Mais um dissidente alega que seus familiares na China foram assediados por Beijing

Jovem que estuda em Washington diz que o pai e a irmã foram interrogados porque ele é membro do movimento pró-democracia

Tornaram-se frequentes os casos de cidadãos chineses que mesmo no exterior não conseguem fugir da repressão do governo da China. A mais recente vítima é Zhang Jinrui, estudante da Universidade de Georgetown, em Washington, nos EUA, cujos familiares teriam sido assediados no país asiático porque ele é membro do movimento pró-democracia. As informações são da rede Radio Free Asia (RFA).

Segundo o próprio estudante, a polícia chinesa visitou os parentes dele na China e interrogou a irmã e o pai. As autoridades teriam questionado se o jovem “participa de atividades pró-democracia” e se “ama seu país e o Partido [Comunista Chinês].” Então, aconselharam o pai a “ensiná-lo a amar melhor seu país e seu partido” e concluíram: “Não está tudo bem que ele esteja fazendo isso. Não adiantará nada.”

Polícia militar chinesa em Beijing (Foto: PxHere/Divulgação)

Zhang diz que entrou na mira das autoridades chinesas porque participou de protestos em novembro de 2022, durante a rígida política “Zero Covid”, quando chinesas exibiram folhas de papel em branco para denunciar a censura imposta pelo regime local. Ele também foi às ruas contestar a realização por Beijing dos Jogos de Inverno do ano passado.

O que mais pesou, porém, foi a criação da organização Tocha no Potomac por estudantes chineses em Washington. Trata-se de um grupo de defesa das liberdades individuais que visa a oferecer “uma plataforma, apoio social e uma comunidade independente do Partido Comunista Chinês (PCC) e seus fantoches”, segundo a rede Voice of America (VOA).

Estudantes a serviço de Beijing

A irmã de Zhang foi a primeira parente a ser contatada pela polícia chinesa, que classificou o estudante como uma figura importante no grupo criado nos Estados Unidos. Ela, então, avisou o irmão por WeChat, e ele diz que até aquele momento sequer tinha ideia de que havia se tornado um alvo.

Ele manifestou surpresa com a alegação das autoridades porque o Tocha no Potomac ainda não realizou nenhum ato público e conta com somente 12 líderes, todos anônimos para evitar a perseguição estatal.

O medo, inclusive, levou outros estudantes cujos familiares teriam sido igualmente assediados a se recusarem a conceder entrevista.

De acordo com Sarah McLaughlin, acadêmica veterana da Fundação para os Direitos Individuais na Educação, um grupo de defesa das liberdades civis de estudantes nos EUA, diz que a situação tornou-se corriqueira. E relata que muitos estudantes chineses “tiveram problemas quando voltaram para casa por coisas que disseram online enquanto estavam nos Estados Unidos.”

Para identificar os jovens ativos em causas que contrariem o regime, Beijing conta com estudantes pró-governo que funcionam praticamente como espiões no exterior. A maioria deles integra uma das filiais da Associação de Estudantes e Acadêmicos Chineses (CSSA, na sigla em inglês).

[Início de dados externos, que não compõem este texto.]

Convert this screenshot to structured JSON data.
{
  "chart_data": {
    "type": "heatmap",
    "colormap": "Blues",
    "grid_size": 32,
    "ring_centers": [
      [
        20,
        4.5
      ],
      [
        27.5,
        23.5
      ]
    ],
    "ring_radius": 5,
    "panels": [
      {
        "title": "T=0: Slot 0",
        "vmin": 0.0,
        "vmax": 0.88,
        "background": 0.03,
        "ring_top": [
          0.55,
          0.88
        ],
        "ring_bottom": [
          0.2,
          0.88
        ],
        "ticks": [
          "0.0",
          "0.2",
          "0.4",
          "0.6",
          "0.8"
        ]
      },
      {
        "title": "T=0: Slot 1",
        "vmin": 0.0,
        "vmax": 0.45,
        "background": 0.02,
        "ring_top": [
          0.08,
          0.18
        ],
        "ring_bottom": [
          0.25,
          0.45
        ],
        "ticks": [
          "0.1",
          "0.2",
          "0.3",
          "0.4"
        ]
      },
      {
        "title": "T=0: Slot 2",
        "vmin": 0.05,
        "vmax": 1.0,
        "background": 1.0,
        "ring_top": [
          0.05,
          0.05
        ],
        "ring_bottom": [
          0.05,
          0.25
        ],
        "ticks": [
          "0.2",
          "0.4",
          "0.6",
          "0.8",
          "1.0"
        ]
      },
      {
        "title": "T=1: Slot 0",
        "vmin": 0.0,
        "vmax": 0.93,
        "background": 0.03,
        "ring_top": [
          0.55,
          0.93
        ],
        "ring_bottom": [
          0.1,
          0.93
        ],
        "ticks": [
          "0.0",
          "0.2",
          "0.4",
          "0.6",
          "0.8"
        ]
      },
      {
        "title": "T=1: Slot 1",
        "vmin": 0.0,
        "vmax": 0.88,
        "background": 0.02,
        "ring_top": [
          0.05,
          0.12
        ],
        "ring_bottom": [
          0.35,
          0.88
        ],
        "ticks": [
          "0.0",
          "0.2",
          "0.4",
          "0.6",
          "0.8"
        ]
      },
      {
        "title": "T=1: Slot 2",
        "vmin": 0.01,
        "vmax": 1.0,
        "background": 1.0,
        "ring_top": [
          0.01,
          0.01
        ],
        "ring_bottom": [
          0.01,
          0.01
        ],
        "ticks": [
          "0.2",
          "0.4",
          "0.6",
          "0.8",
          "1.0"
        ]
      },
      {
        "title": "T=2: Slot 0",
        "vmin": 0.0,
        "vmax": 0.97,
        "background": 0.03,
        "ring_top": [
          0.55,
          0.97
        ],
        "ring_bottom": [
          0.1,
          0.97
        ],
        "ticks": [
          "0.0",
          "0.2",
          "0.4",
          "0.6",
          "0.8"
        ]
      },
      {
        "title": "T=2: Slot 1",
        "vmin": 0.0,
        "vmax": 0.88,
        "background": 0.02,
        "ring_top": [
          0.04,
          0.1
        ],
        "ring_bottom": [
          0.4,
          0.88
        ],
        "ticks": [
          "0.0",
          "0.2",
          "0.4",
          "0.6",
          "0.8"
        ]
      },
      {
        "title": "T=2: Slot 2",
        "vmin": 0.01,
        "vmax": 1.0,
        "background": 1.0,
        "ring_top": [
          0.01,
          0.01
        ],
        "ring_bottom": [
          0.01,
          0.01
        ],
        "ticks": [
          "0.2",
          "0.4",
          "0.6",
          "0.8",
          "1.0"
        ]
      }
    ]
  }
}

A CSSA de Washington chegou a denunciar o Tocha no Potomac como um grupo racista que agia sob anonimato porque a causa não tem o apoio da universidade. Em fevereiro deste ano, a acusação levou a diretoria da Universidade George Washington, também na capital norte-americana, a retirar de seus muros cartazes feitos pelo artista sino-australiano Badiucao com críticas às políticas da China.

Posteriormente, o presidente do estabelecimento de ensino, Mark S. Wrighton, se desculpou pela atitude. “No total entendimento, não considero estes cartazes como racistas; são declarações políticas. Não há nenhuma investigação universitária em andamento e a universidade não tomará nenhuma medida contra os estudantes que exibiram os cartazes”, disse ele em comunicado

Donald Clarke professor da Escola de Direito da Universidade George Washington, alerta que muitas vezes “a voz do governo chinês é amplificada através das CSSAs”, enquanto “a voz daqueles que são críticos do governo é suprimida pelo medo das repercussões.”

“As CSSAs tornaram-se especialistas em usar a linguagem da justiça social e do antirracismo como arma para atacar os críticos do governo chinês”, disse Clarke.

Mesmo perseguido e com seus familiares assediados, Zhang diz que não mudará de postura. “A coisa certa ainda é a coisa certa, independentemente de o Partido Comunista Chinês saber sobre mim ou não, e ainda precisa ser feito para o benefício de todos”, disse ele. “Não vou parar de defender um sistema político melhor, com um mecanismo para resolver problemas. Sempre insistirei nisso.”